Caelux investor Reliance New Energy, a subsidiary of Reliance Industries, India’s largest private-sector company, is entering a strategic partnership with the startup. Reliance New Energy is building a global-scale solar factory in Jamnagar, Gujarat, where it plans to incorporate perovskites into some of the modules it produces. According to Graybeal, the partnership means that ​“Reliance has essentially sold out our factory for the first year and a half of its operation — and that’s more important than the cash investment.”

“If you’re going to get any product into the market, you have to start producing in volume. We can’t all sit around and play with our two-inch-by-two-inch devices — it will take us 10 years to get to the next technological leap forward,” said the CEO. He added, ​“Tier 1 manufacturers are going to put us through our paces before they’re going to put their name on a module with our technology on it.”

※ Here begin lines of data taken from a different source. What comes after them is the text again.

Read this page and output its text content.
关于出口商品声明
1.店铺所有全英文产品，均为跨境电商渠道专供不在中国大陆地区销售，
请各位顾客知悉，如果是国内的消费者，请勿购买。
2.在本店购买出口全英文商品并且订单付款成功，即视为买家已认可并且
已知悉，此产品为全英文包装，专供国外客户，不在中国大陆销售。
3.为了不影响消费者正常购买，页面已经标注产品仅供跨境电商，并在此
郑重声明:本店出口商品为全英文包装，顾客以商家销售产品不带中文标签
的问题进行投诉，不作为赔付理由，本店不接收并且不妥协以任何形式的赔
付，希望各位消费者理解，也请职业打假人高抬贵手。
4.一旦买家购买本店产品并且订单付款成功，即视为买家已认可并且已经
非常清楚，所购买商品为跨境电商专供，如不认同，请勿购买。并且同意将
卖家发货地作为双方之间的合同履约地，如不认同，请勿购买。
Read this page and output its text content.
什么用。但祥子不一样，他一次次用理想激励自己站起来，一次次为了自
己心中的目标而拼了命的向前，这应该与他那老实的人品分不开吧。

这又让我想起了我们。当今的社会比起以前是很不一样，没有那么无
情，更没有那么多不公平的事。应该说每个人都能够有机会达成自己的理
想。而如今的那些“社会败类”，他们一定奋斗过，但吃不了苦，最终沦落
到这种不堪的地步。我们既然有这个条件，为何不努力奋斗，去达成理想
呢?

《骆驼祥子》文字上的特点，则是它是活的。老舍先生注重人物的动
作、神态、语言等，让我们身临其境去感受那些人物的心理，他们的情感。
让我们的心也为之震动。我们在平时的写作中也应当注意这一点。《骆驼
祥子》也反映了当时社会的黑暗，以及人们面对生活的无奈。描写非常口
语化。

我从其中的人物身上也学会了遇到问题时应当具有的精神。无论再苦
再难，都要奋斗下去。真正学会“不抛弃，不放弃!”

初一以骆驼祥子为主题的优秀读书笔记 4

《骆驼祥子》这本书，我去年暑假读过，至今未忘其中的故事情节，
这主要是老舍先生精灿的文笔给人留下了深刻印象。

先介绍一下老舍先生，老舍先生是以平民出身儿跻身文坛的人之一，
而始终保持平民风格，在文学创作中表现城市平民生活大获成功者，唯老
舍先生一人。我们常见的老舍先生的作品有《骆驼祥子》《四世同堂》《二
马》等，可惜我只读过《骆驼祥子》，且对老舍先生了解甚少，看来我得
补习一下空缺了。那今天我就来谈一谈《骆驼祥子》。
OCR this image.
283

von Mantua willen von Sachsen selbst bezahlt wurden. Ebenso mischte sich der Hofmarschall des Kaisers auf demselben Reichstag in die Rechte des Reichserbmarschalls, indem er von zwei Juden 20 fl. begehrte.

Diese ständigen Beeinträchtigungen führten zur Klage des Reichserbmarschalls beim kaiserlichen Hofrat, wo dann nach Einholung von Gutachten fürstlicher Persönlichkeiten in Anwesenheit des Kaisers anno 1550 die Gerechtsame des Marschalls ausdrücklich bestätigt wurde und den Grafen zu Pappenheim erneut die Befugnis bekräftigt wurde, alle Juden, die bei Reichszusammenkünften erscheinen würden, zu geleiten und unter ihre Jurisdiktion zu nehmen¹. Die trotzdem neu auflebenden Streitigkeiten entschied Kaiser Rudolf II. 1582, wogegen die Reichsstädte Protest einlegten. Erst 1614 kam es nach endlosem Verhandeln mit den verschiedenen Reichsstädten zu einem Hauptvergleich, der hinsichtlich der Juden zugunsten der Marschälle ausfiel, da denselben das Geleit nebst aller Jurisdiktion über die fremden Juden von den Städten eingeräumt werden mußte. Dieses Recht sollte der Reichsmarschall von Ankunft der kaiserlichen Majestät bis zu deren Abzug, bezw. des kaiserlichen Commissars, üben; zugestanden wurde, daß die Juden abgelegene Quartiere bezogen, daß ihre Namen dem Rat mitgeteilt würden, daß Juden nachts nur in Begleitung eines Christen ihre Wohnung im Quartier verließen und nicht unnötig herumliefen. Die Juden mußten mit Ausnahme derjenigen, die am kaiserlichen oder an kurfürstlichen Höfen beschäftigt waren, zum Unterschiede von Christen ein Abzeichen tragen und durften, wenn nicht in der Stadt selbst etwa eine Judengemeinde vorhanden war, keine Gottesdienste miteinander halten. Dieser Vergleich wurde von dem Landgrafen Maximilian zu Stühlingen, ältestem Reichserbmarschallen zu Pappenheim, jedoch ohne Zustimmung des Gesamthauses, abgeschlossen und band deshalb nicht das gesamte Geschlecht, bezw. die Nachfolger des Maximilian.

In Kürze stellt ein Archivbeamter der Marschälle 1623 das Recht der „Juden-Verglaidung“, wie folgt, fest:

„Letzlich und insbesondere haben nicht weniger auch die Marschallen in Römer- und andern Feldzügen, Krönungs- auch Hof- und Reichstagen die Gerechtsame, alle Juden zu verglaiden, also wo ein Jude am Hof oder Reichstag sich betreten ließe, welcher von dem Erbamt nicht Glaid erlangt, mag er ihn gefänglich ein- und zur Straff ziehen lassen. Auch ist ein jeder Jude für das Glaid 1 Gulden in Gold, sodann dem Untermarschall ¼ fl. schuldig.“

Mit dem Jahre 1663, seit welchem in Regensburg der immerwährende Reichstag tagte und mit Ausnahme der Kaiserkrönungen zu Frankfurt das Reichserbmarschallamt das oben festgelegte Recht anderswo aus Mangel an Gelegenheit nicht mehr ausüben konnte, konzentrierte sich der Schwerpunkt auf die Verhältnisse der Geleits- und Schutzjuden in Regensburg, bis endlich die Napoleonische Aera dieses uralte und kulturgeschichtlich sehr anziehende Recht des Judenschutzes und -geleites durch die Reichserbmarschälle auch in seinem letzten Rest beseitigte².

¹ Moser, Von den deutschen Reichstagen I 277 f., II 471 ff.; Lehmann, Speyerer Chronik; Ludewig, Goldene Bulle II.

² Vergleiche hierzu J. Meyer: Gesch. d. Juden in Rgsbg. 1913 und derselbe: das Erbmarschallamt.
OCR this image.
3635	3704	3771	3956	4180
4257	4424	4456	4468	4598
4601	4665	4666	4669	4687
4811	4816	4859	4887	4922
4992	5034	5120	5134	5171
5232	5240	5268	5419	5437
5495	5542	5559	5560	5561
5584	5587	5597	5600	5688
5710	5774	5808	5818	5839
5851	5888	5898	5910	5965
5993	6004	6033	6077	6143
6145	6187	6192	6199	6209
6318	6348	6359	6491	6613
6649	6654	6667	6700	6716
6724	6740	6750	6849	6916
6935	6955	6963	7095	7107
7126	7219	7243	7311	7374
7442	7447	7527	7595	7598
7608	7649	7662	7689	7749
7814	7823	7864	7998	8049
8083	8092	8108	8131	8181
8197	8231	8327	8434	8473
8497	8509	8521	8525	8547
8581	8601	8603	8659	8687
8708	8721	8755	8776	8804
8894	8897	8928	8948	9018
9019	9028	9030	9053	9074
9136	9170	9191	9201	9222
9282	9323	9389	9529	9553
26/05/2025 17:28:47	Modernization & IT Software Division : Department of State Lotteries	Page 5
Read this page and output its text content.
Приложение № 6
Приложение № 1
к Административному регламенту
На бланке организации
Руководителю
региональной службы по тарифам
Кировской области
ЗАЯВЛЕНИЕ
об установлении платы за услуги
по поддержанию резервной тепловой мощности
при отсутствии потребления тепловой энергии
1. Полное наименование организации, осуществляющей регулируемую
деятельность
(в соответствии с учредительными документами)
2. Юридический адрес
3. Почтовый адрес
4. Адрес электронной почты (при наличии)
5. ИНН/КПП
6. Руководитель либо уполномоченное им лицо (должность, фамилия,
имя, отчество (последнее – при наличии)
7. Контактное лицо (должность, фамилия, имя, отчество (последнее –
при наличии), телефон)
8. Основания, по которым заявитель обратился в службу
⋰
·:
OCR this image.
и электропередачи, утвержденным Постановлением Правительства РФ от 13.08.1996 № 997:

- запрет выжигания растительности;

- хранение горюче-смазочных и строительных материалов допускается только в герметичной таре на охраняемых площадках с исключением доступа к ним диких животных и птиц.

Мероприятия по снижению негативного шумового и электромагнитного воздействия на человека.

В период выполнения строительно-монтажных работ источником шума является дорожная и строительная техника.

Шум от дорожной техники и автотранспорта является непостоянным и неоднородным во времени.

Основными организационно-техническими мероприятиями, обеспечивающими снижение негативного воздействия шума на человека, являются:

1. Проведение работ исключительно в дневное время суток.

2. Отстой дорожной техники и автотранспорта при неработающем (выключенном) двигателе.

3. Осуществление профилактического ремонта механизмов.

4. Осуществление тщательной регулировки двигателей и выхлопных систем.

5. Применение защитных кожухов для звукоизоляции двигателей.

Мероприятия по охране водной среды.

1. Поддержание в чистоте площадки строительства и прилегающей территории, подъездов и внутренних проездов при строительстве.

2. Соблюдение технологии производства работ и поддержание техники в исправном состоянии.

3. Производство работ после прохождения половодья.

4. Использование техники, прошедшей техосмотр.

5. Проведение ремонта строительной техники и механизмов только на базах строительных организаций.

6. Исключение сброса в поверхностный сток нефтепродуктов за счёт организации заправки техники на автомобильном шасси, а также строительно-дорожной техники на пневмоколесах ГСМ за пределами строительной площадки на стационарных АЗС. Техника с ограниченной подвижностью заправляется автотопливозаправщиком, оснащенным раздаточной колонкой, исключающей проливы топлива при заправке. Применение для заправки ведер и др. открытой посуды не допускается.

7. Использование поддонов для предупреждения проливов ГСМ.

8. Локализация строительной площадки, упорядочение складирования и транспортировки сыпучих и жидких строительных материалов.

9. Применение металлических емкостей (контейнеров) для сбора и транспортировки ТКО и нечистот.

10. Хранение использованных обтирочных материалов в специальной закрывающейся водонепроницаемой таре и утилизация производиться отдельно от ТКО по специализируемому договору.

With typical entrepreneurial fervor, the CEO said he expects Caelux’s tandem module, along with a 25-year warranty, to launch into the marketplace in the second half of 2024.

Perovskite contenders

Caelux is not the only company in this space. Canary reported last year on CubicPV, formed from the merger of U.S. wafer maker 1366 Technologies and Hunt Perovskite Technologies, which is also working on tandem modules. That article listed other startups that are developing perovskite and tandem solar materials using a range of device architectures and manufacturing processes.

• BlueDot Photonics uses​“continuous flash sublimation production” techniques to improve the efficiency of perovskite photovoltaics. 
• Energy Materials Corp. is developing a roll-to-roll perovskite deposited on a flexible substrate.
• Microquanta Semiconductor is building panels from glass-packaged perovskites.
• Oxford PV is developing perovskite-on-silicon tandem solar cells and modules. 
• Saule Technologies is developing an inkjet printing technique for manufacturing perovskite solar cells packaged on bendable plastic.
• Swift Solar stacks perovskite solar cells to make tandem cells and can deposit its perovskite layers on flexible substrates and foils.
• Tandem PV aims to monolithically print thin-film perovskites on glass panels and mechanically stack them on top of silicon cells.
• Wuxi UtmoLight claims to have achieved a Japan Electrical Safety & Environment Technology Laboratories–certified 18.2 percent efficiency for its large-area 756 cm² perovskite solar module. The Chinese company says that it is conducting trial runs on its 150-megawatt module production line, which it claims is the ​“world’s largest” for perovskite solar. 

Other very early-stage perovskite startups include Beyond Silicon, MujiElectric, SoFab Inks and Verde Technologies.

But for now, perovskites still have zero percent of the global solar market share.